How I'd build Community AI
I'd use FastAPI on the backend with Postgres for multi-tenant data, Python discord.py for the bot layer, Stripe for billing, and Temporal for async job coordination. The frontend is Next.js with Tailwind. I'm looking at roughly 180-220 hours from idea to production, including bot permissions handling, the three-tier billing schema, and a hardened moderation pipeline with human review gates.
Day-by-day plan
- Day 1-2: Auth schema and multi-tenant isolation. Set up Postgres, implement row-level security policies, provision Stripe accounts for each tenant.
- Day 3: Discord OAuth flow and bot scoping. Wire in the specific permissions we need (message read, user timeout, audit log write) and test with a test server.
- Day 4-5: Stripe billing engine. Stand up the three pricing tiers ($49 for sub-1k, $79 for 1k-10k, $99 for 10k+), integrate webhooks for subscription lifecycle, and build the customer portal.
- Day 6: Moderation rule builder UI. Let server owners define triggers (spam keywords, message velocity, account age checks, repeating member behavior). Start simple: keyword filters, rate limits, and account age gates.
- Day 7-8: The AI moderation core. Wire OpenAI's moderation API as the first pass, then layer in custom rules. Queue suspicious messages for human review in a private staff channel before any action.
- Day 9: Audit logging and rollback. Log every moderation action to a channel the owner can review. Build a one-click undo for false positives.
- Day 10-11: Onboarding flow.

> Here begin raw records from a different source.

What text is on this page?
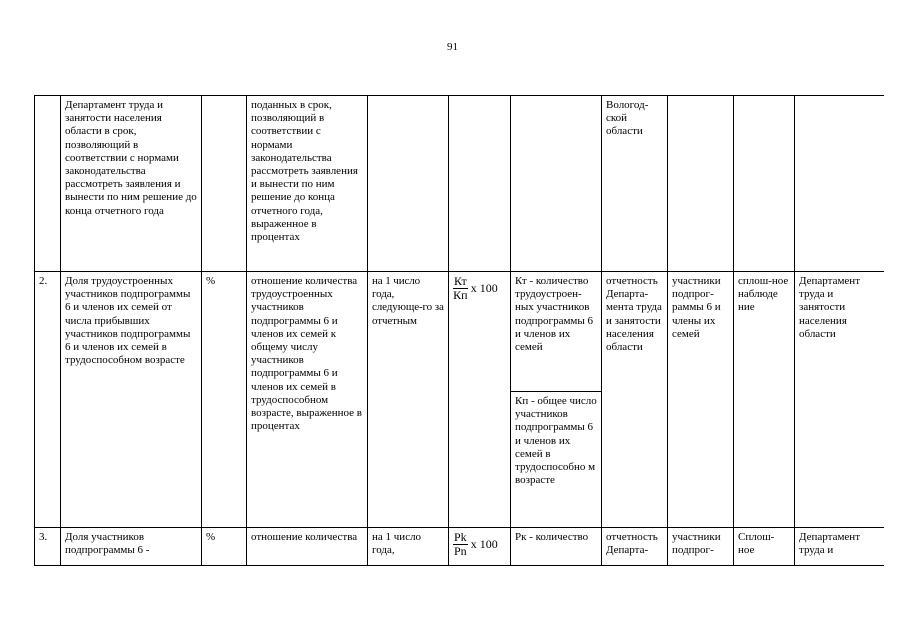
91
	Департамент труда и занятости населения области в срок, позволяющий в соответствии с нормами законодательства рассмотреть заявления и вынести по ним решение до конца отчетного года		поданных в срок, позволяющий в соответствии с нормами законодательства рассмотреть заявления и вынести по ним решение до конца отчетного года, выраженное в процентах				Вологод-ской области			
2.	Доля трудоустроенных участников подпрограммы 6 и членов их семей от числа прибывших участников подпрограммы 6 и членов их семей в трудоспособном возрасте	%	отношение количества трудоустроенных участников подпрограммы 6 и членов их семей к общему числу участников подпрограммы 6 и членов их семей в трудоспособном возрасте, выраженное в процентах	на 1 число года, следующе-го за отчетным	$\frac{Кт}{Кп}$ х 100	Кт - количество трудоустроен-ных участников подпрограммы 6 и членов их семей	отчетность Департа-мента труда и занятости населения области	участники подпрог-раммы 6 и члены их семей	сплош-ное наблюде ние	Департамент труда и занятости населения области
						Кп - общее число участников подпрограммы 6 и членов их семей в трудоспособно м возрасте				
3.	Доля участников подпрограммы 6 -	%	отношение количества	на 1 число года,	$\frac{Pk}{Pn}$ х 100	Рк - количество	отчетность Департа-	участники подпрог-	Сплош-ное	Департамент труда и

Get new customers through bot install, initial setup wizard (choose tier, pick moderation sensitivity, pick staff channel), and their first rule creation.
- Day 12: Monitoring and alerting. Set up Datadog or New Relic, alerting on false-positive rates and API latency.

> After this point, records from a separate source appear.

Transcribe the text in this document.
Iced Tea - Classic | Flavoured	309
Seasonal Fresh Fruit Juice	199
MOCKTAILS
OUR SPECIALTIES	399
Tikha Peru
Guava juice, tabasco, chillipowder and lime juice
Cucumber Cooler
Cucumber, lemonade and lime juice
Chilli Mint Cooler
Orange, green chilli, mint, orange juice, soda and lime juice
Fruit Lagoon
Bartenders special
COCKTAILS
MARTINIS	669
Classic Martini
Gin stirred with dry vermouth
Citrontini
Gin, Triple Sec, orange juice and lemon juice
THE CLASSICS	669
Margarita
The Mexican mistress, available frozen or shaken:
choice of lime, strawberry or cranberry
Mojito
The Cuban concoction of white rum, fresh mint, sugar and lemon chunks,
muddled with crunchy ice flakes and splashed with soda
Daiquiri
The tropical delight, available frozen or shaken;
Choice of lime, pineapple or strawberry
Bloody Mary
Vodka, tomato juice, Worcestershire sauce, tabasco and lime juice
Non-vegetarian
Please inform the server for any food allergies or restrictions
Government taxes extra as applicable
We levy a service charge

What's hard about this build
The hard part is the moderation pipeline's false-positive rate. AI-driven bans are trust-destroying. One incident where the bot bans 50 legitimate members for being "spam-like" and the server owner can't quickly undo it in bulk tanks the product. I'd build a mandatory human review gate for any action that removes someone from the server, and I'd log every moderation decision so rollback is instant. Discord's API rate limits are brutal when you're checking every message across multiple large servers. I'd need Temporal or a similar job queue to batch checks and avoid getting throttled. The other gotcha is that Stripe's webhook reliability isn't 100 percent, so I'd implement a reconciliation job that checks subscriber status daily against our local database and corrects mismatches. Platform risk is the existential one. Discord could introduce native AI moderation tomorrow and make the paid bot obsolete. I'd ship a Slack integration within two weeks of launch to hedge against that.
What's fast because of AI
AI compresses the moderation rule builder by about 40 percent. Instead of me hand-coding validation for each rule type, I prompt Claude to generate the Zod schema, validation logic, and tests simultaneously. Claude also generates the onboarding copy that explains each pricing tier and what each sensitivity level actually does in plain English. For debugging, Claude cuts troubleshooting time in half. Instead of manually tracing a false positive through the pipeline, I describe the symptom and Claude walks through the logic, spots the edge case (like not accounting for bot accounts), and drafts a fix. The big time saver is test generation. I describe the behavior, Claude generates the Pytest suite covering happy path, boundary cases, and error states, and I usually only need to tweak one or two edge cases. This probably saves two weeks across the full build.
How I'd hand it off
I'd record a 15-minute Loom walkthrough covering the Postgres schema, the Stripe webhook handling, and the moderation rule evaluation logic. I'd leave a runbook in Markdown documenting how to add a new moderation trigger type, how to rotate Stripe API keys, and how to handle a customer support escalation. For the first 30 days, I'd do a weekly sync to catch any bugs or feature requests and ship quick fixes. I'd transfer all credentials to your vault (Stripe, OpenAI API, Discord dev portal) and add you to the Temporal deployment so you can see job status in production.